Once I start working, if we set a schedule and it gets broken so I wind up sitting and waiting for her to come over and then it does not happen, that will upset me. It would probably mean I turned down a shift and lost money because of it.
But part of it is sex. I am a highly sexual person in a relationship and will admit I'm not getting enough or long enough. Should I be ashamed of that? Maybe but I'm not.
Maybe I'm just not made for this kind of arrangement. It's something I do keep questioning.
None of the above is without good reason. The job doesn't pay. I need something where I can earn a living. Good part is I feel far more equipped to do something outside the house than I did when I got here.
Writing seems hopeless. Period. I still do some writing and videos but slowed down a lot.
My gf still seems distant and her patterns have changed. Used to text with her all day and night on and off. Now I send her a text and it takes a long time to get a reply. Schedule has changed. Later and later again. My suspicion has gotten so bad that I had knots in my stomach tonight. Actual pain.
Part of that is also sheer intuition. My intuition is never wrong. She may not be seeing someone else. Says she's not. I brought it up in a nice way. But something is definitely going on and it's not good. Maybe she's not seeing someone else yet but spending a lot of time talking to them online.

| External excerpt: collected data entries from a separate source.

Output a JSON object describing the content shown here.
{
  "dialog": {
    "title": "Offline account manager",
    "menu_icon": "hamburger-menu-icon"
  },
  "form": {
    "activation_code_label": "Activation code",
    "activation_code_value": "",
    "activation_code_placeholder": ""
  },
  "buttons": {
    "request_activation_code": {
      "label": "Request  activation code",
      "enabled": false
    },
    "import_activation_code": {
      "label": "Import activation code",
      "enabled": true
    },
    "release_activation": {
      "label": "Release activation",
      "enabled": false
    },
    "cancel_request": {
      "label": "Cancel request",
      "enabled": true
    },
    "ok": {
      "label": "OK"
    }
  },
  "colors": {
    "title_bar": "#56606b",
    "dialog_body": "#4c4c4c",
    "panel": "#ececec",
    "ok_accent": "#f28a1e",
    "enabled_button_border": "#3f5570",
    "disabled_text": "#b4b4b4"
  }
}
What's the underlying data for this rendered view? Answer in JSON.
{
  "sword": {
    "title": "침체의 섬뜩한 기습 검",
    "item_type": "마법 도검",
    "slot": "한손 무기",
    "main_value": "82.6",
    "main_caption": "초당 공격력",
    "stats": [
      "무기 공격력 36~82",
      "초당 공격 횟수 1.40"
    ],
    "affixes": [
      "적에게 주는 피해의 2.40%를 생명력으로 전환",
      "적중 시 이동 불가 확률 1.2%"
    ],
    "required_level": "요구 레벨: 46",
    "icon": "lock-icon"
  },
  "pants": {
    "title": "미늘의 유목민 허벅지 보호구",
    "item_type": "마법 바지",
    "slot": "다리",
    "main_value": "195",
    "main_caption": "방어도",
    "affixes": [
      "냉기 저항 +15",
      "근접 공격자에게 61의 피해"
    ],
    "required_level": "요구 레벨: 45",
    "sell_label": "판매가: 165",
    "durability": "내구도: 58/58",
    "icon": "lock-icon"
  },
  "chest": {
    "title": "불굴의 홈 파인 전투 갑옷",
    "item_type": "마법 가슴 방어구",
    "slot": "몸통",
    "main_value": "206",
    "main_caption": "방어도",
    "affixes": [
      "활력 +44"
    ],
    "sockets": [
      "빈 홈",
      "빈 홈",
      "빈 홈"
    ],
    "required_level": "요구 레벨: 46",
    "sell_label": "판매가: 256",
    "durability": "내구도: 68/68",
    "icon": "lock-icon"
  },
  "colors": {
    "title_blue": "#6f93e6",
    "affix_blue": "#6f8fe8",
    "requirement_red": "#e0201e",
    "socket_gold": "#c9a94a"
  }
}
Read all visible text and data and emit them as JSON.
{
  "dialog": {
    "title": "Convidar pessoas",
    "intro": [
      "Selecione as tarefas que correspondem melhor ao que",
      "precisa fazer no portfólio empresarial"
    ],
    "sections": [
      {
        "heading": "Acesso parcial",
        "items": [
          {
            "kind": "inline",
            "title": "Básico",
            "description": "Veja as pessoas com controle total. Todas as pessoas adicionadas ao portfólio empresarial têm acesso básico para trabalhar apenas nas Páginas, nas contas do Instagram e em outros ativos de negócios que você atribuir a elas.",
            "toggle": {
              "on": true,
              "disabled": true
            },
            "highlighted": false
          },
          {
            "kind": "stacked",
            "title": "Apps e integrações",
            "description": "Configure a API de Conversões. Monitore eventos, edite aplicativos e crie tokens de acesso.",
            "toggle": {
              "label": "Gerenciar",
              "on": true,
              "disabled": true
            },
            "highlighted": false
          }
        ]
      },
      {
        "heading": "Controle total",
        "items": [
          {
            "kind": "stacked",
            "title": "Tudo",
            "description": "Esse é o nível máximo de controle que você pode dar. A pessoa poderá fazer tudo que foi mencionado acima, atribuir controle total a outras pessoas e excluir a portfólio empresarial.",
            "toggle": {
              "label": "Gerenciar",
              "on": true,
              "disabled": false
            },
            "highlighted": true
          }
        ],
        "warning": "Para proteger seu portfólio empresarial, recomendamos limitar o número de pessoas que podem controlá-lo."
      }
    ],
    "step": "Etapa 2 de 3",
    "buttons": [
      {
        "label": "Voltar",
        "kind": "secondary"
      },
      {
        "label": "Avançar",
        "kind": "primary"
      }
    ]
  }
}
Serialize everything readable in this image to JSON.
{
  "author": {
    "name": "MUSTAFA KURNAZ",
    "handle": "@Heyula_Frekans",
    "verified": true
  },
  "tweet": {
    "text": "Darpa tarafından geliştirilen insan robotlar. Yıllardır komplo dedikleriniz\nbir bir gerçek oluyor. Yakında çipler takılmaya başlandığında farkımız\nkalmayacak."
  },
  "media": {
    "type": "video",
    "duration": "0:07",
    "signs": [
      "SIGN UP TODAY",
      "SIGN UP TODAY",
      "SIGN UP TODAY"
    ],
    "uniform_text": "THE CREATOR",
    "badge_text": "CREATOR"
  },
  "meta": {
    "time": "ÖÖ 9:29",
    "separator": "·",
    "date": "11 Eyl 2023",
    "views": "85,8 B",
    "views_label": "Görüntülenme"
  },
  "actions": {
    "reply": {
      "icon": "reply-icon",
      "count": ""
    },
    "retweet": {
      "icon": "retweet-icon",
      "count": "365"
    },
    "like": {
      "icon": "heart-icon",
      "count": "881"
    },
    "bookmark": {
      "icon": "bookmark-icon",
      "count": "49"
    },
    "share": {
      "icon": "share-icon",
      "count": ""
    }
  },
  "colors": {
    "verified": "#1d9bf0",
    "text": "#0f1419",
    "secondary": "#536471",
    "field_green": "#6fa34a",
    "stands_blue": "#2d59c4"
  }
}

Or maybe I am just being needful. Wanted more time with her before I start working more and it's obvious that's not going to happen. Maybe never going to happen. Just going to fade to fewer days, further apart, fewer hours each time. Never going to have our ceremony which was supposed to happen six weeks ago. If it has come up, it has been because I mentioned it. Not even tentative plans offered or suggested. Never going to have enough time for certain sensual experiences we have discussed which are time consuming.
Then again, maybe it's not me. Maybe she is consciously or subconsciously sabotaging the relationship. Would not be the first time I've seen that happen. Sometimes passively, sometimes more overtly. In that case it starts being that I could do nothing right.
No matter the case, I'm not going to keep asking for more. Just going to wait and see what happens. I'm going to be more passive. I hate being passive but it's not like I have any way to be more assertive, any way. No part of our schedule to this point has been up to me. Maybe I have been too available, too flexible, too accepting.
I need to get off the computer and phone, get some work done on the van. Get serious about finding a job. If I get the job on Tue, start working as soon as possible. Get some money back in the bank. Try and get enough together for a down payment on a house. Hopefully a new motorbike. Vacation with daughter this summer. If on the computer, need to focus more on my writing.
Once I start working, if we set a schedule and it gets broken so I wind up sitting and waiting for her to come over and then it does not happen, that will upset me. It would probably mean I turned down a shift and lost money because of it.
But part of it is sex. I am a highly sexual person in a relationship and will admit I'm not getting enough or long enough. Should I be ashamed of that? Maybe but I'm not.
Maybe I'm just not made for this kind of arrangement. It's something I do keep questioning.